Acting President of Goucher College
- In office 2000–2001
- Preceded by: Judy Jolley Mohraz
- Succeeded by: Sanford J. Ungar

Personal details
- Born: February 1944 Middleborough, Massachusetts
- Died: February 28, 2016 (aged 71) Baltimore, Maryland
- Alma mater: Brown University (B.A.) University of Massachusetts Amherst (Ph.D.)
- Profession: College administrator; Academic;

= Robert S. Welch =

Robert Stephen Welch II (February 1944 – February 28, 2016) was an American academic and college administrator who served as dean and later as interim president of Goucher College.

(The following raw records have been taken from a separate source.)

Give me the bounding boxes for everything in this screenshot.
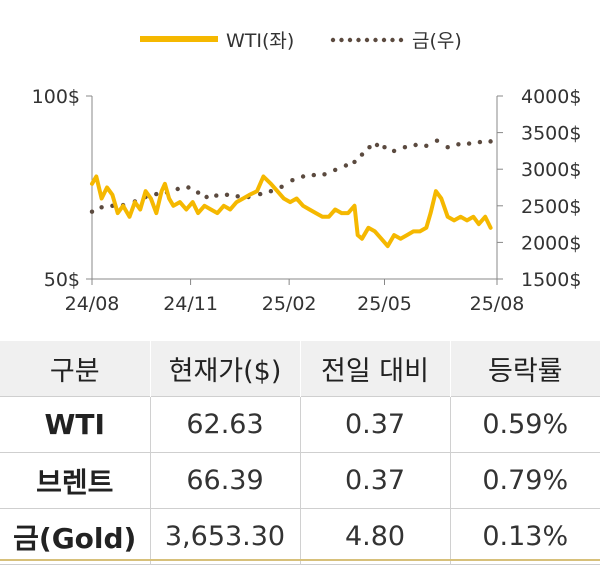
gold-series-point <box>89 209 95 214</box>
right-tick-label: 3000$ <box>521 159 581 181</box>
table-row: 브렌트 66.39 0.37 0.79% <box>0 452 600 509</box>
change-rate-cell: 0.79% <box>449 452 600 509</box>
right-tick-label: 4000$ <box>521 86 581 108</box>
row-label: 금(Gold) <box>13 521 137 555</box>
gold-series-point <box>290 178 295 183</box>
gold-series-point <box>374 142 380 148</box>
gold-series-point <box>235 194 240 199</box>
gold-series-point <box>382 145 387 150</box>
table-row: WTI 62.63 0.37 0.59% <box>0 396 600 453</box>
gold-series-point <box>258 191 263 197</box>
x-tick-label: 25/08 <box>470 293 525 315</box>
ticks-layer: 100$ 50$ 4000$ 3500$ 3000$ 2500$ 2000$ 1500$ 24/… <box>32 86 582 315</box>
current-price-cell: 62.63 <box>149 396 300 453</box>
table-row: 금(Gold) 3,653.30 4.80 0.13% <box>0 508 600 565</box>
gold-series-point <box>322 172 327 177</box>
gold-series-point <box>175 186 180 192</box>
gold-series-point <box>359 152 365 157</box>
right-tick-label: 2000$ <box>521 232 581 254</box>
daily-change-cell: 0.37 <box>299 396 450 453</box>
gold-series-point <box>195 190 201 195</box>
gold-series-point <box>268 189 274 194</box>
daily-change-cell: 4.80 <box>299 508 450 565</box>
left-tick-label: 100$ <box>32 86 80 108</box>
legend-gold-dot <box>398 37 404 43</box>
wti-series-line <box>90 174 493 249</box>
left-tick-label: 50$ <box>44 269 80 291</box>
gold-series-point <box>456 142 461 147</box>
gold-series-point <box>311 172 316 178</box>
change-rate-cell: 0.13% <box>449 508 600 565</box>
bottom-rule <box>0 559 600 561</box>
gold-series-point <box>466 141 472 146</box>
legend-gold-dot <box>390 37 395 43</box>
x-tick-label: 25/02 <box>262 293 317 315</box>
x-tick-label: 25/05 <box>357 293 412 315</box>
legend-gold-dot <box>373 37 378 43</box>
legend-gold-swatch <box>330 37 404 43</box>
table-header-row: 구분 현재가($) 전일 대비 등락률 <box>0 341 600 397</box>
header-current-price: 현재가($) <box>149 341 300 397</box>
gold-series-point <box>204 194 209 200</box>
header-category: 구분 <box>49 356 100 387</box>
gold-series-point <box>445 145 450 150</box>
x-tick-label: 24/11 <box>163 293 218 315</box>
gold-series-point <box>99 205 104 210</box>
row-label: WTI <box>44 408 105 441</box>
legend-gold-dot <box>339 37 344 43</box>
gold-series-point <box>300 174 306 179</box>
gold-series-point <box>352 159 357 165</box>
series-layer <box>89 138 493 249</box>
legend-gold-dot <box>356 37 361 43</box>
price-table: 구분 현재가($) 전일 대비 등락률 WTI 62.63 0.37 0.59%… <box>0 341 600 565</box>
gold-series-point <box>343 163 349 168</box>
gold-series-point <box>279 184 284 189</box>
current-price-cell: 66.39 <box>149 452 300 509</box>
x-tick-label: 24/08 <box>65 293 120 315</box>
gold-series-point <box>434 138 440 143</box>
gold-series-point <box>477 139 483 145</box>
legend-gold-label: 금(우) <box>412 30 462 52</box>
daily-change-cell: 0.37 <box>299 452 450 509</box>
chart-area: WTI(좌) 금(우) 100$ 50$ 4000$ 3500$ 3000$ 2500$ 2… <box>32 30 582 315</box>
legend-gold-dot <box>364 37 370 43</box>
gold-series-point <box>402 145 408 150</box>
gold-series-point <box>333 167 338 173</box>
gold-series-point <box>424 143 429 148</box>
right-tick-label: 1500$ <box>521 269 581 291</box>
gold-series-point <box>413 142 418 148</box>
dual-axis-line-chart: WTI(좌) 금(우) 100$ 50$ 4000$ 3500$ 3000$ 2500$ 2… <box>32 30 582 315</box>
gold-series-point <box>488 139 493 144</box>
legend: WTI(좌) 금(우) <box>140 30 462 52</box>
legend-wti-label: WTI(좌) <box>226 30 294 52</box>
change-rate-cell: 0.59% <box>449 396 600 453</box>
right-tick-label: 2500$ <box>521 196 581 218</box>
current-price-cell: 3,653.30 <box>149 508 300 565</box>
gold-series-point <box>367 145 372 150</box>
legend-gold-dot <box>381 37 387 43</box>
row-label: 브렌트 <box>36 465 114 499</box>
gold-series-point <box>214 193 219 198</box>
header-change-rate: 등락률 <box>449 341 600 397</box>
header-daily-change: 전일 대비 <box>299 341 450 397</box>
gold-series-point <box>186 185 191 190</box>
gold-series-point <box>391 148 397 154</box>
right-tick-label: 3500$ <box>521 123 581 145</box>
gold-series-point <box>224 192 230 197</box>
legend-gold-dot <box>330 37 336 43</box>
gold-series-point <box>154 191 159 197</box>
legend-gold-dot <box>347 37 353 43</box>
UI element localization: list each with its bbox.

== Early life and education ==
Born in Middleborough, Massachusetts, Welch graduated from Brown University and received his Ph.D. in philosophy from the University of Massachusetts Amherst where his dissertation focused on René Descartes. He completed his dissertation titled, Doubt, certainty and the Cartesian Circle under committee chairman Fred Feldman.

== Career ==
He went on to teach at the University of Massachusetts Amherst and served as an administrator in its University Without Walls program. Later an administrator at Johns Hopkins University, he joined the faculty of Goucher College in 1989. From 2000 to 2001, Welch served as interim president of Goucher College, subsequently returning to his previous role as dean of graduate studies and lecturer in philosophy at the school.

== Later years and death ==
Welch died at the age of 71 on February 28, 2016, after suffering from cancer at his home in Baltimore, Maryland. After his death, Goucher named the Robert S. Welch Center for Graduate and Professional Studies in his honor.